Despite his obvious impish jokes and mannerisms (from his huge Teutonic aura) he is one serious and demanding Kapellmeister! He knows exactly what he wants down to the turn of a phoneme to the arch of an entire Mass movement, and he doesn’t settle for the choir he hears in his mind, he molds the choir facing him into that ideal ensemble. Relentlessly. But never ruthlessly.

“The net result in this case was a masterful performance teased out of group of singers of various levels who’ve never sung as an ensemble prior to this week.” was my friend David Saunder’s very apt observation. And how appropriate is it that the joy of the architecture of beauty described in Father Pasley’s homily regarding the sure knowledge we have of the light from outside the jeweled windows of the pro-cathedral was also reflected on the faces of Horst’s choristers via the medium of a Requiem.
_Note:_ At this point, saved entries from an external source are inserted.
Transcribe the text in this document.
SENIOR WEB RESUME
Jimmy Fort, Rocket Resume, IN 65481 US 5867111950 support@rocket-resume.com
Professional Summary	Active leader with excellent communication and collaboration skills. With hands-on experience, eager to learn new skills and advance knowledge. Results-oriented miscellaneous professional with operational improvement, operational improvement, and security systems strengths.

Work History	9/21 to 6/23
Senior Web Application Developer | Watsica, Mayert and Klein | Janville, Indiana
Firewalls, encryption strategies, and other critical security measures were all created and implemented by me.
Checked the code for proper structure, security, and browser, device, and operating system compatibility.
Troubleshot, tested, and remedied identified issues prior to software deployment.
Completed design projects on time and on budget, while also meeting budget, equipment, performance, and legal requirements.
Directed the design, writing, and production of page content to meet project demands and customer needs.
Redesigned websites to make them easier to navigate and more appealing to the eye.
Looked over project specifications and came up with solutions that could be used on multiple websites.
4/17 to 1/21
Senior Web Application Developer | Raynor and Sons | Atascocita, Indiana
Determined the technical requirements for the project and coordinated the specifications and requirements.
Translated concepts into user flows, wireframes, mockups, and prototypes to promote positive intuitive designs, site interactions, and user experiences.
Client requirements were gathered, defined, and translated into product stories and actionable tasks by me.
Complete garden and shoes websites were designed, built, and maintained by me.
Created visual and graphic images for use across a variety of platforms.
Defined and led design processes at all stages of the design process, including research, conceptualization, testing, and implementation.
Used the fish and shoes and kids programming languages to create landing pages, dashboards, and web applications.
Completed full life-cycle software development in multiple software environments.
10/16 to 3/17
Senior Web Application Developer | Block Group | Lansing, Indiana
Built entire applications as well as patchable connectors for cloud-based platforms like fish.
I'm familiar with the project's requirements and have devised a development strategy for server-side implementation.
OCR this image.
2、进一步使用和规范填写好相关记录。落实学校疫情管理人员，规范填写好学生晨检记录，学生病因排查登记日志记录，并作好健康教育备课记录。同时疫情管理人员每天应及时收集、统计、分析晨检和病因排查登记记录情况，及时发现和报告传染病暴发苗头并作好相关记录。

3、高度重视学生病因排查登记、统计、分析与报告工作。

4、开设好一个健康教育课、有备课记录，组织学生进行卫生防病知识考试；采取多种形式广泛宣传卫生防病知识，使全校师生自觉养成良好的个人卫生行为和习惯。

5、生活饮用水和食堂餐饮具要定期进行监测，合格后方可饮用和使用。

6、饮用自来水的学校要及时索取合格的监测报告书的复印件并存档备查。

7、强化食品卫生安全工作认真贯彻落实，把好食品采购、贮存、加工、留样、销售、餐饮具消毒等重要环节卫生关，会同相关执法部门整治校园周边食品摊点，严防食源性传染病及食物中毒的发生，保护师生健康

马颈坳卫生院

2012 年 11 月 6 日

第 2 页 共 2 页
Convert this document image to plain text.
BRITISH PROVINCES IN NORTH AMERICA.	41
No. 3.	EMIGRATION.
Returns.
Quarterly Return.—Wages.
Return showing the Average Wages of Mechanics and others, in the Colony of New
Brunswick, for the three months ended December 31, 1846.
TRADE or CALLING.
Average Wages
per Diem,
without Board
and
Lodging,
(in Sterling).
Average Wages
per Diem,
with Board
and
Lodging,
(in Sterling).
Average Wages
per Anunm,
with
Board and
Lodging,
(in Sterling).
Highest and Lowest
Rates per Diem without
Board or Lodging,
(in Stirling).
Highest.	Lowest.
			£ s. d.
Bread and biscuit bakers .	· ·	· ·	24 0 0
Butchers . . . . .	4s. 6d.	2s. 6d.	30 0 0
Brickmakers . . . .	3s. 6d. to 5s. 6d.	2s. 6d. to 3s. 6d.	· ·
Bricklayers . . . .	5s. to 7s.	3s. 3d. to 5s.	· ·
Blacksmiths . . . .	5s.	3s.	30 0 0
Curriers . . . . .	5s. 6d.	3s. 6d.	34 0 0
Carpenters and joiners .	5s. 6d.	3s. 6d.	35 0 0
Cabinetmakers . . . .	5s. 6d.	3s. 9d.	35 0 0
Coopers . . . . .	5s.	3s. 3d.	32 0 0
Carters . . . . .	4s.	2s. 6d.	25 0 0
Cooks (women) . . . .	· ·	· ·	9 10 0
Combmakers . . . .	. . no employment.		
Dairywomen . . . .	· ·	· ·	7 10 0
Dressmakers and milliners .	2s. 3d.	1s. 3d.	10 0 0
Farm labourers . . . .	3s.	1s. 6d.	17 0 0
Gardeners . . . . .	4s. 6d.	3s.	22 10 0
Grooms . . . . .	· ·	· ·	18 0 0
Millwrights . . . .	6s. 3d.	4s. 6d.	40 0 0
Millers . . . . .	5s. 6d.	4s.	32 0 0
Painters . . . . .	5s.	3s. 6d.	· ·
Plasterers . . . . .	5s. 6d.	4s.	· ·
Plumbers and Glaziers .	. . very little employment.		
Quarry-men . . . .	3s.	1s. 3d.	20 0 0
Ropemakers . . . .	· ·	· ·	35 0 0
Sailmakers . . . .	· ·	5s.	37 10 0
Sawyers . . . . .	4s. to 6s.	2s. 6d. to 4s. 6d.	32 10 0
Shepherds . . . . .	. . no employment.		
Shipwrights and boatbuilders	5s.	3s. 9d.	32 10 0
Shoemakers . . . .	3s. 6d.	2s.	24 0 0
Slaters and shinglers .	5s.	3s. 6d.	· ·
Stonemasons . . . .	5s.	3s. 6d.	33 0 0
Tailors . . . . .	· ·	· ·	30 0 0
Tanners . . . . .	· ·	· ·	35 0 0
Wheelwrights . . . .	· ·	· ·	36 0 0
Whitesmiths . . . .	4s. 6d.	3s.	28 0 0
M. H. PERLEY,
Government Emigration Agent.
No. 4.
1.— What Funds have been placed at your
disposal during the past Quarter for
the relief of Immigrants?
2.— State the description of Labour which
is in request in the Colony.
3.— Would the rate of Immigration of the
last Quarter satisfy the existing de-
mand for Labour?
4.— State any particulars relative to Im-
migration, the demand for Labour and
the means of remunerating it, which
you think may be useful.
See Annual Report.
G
Thank you maestro Buchholz, all of the other faculty, the board and especially Janet, Mary Jane, Mary “Mezzo” and Kyle for a most rewarding week, and certainly one of the more exhilerating birthday gifts yesterday I’ve ever been gifted. (I remarked to the pro-cathedral’s young, brilliant Spanish organist/(DM?) that should I expire from joy before the Dies Irae, he was to assemble impromptu pall bearers and place my former self in the catafalque subito! With a smile like Horst’s on my face, no doubt.)

We are the “Large Array”

If you’ve ever seen the film version of Carl Sagan’s “Contact,” you’ve seen two of many magnificent earthbound radio telescope installations, namely the Large Telescope in Arracebo, Puerto Rico and the Very Large Array of dish telescopes in the New Mexico desert. Jodie Foster’s character resolutely believes that “little green men” have and are trying to contact “us.” So, she and her crew relentlessly listen for frequencies that are unidentifiably “foreign” to cosmological emmissions.

I’ve had my second bout of bronchitis at a colloquium this year, but got antibiotics called in from California which I got onboard immediately. That allowed me to participate in my schola and choir for each day, amid getting some rest at other points of the day. But, during yesterday’s Mass (Latin OF) and Wednesday’s EF I purposefully sat in the very back- does that make me a real Catholic or just a conscientious PIP?- even though bronchitis isn’t contagious.

The Reverend Doctor Ed Schaefer’s schola chanted the Latin Introit from the very front of the nave on the gospel side. From the back of the church I could hardly hear them without intensive focus on my part. When I psychologically adjusted to that I heard first the men effortlessly sailing through the antiphon in a manner that would suggest an almost sotto voce vocal technique, but it really wasn’t. They sang with what Horst Buchholz says, “sing with two ears, not one mouth.” And then the more accessible treble women took over the antiphon adding the beauty of womenchant with almost sheer perfection. I had to write down, “I’m listening to angelic choirs (literally?) crossing, or permeating the noises and frequencies that reverberate through both the cosmos and our earth. AKA, “Contact.”

It was yet another revelation to me from yet another moment in a colloquium. Actuoso means that, like those telescopes, we have to have our human “operator,” our will and desire, predisposed to listen for those beatific sounds. Maybe all of them won’t be perfect or pretty or pristine, but they’re there at every Mass. And if you don’t understand what I’m saying, get thee to a colloquium.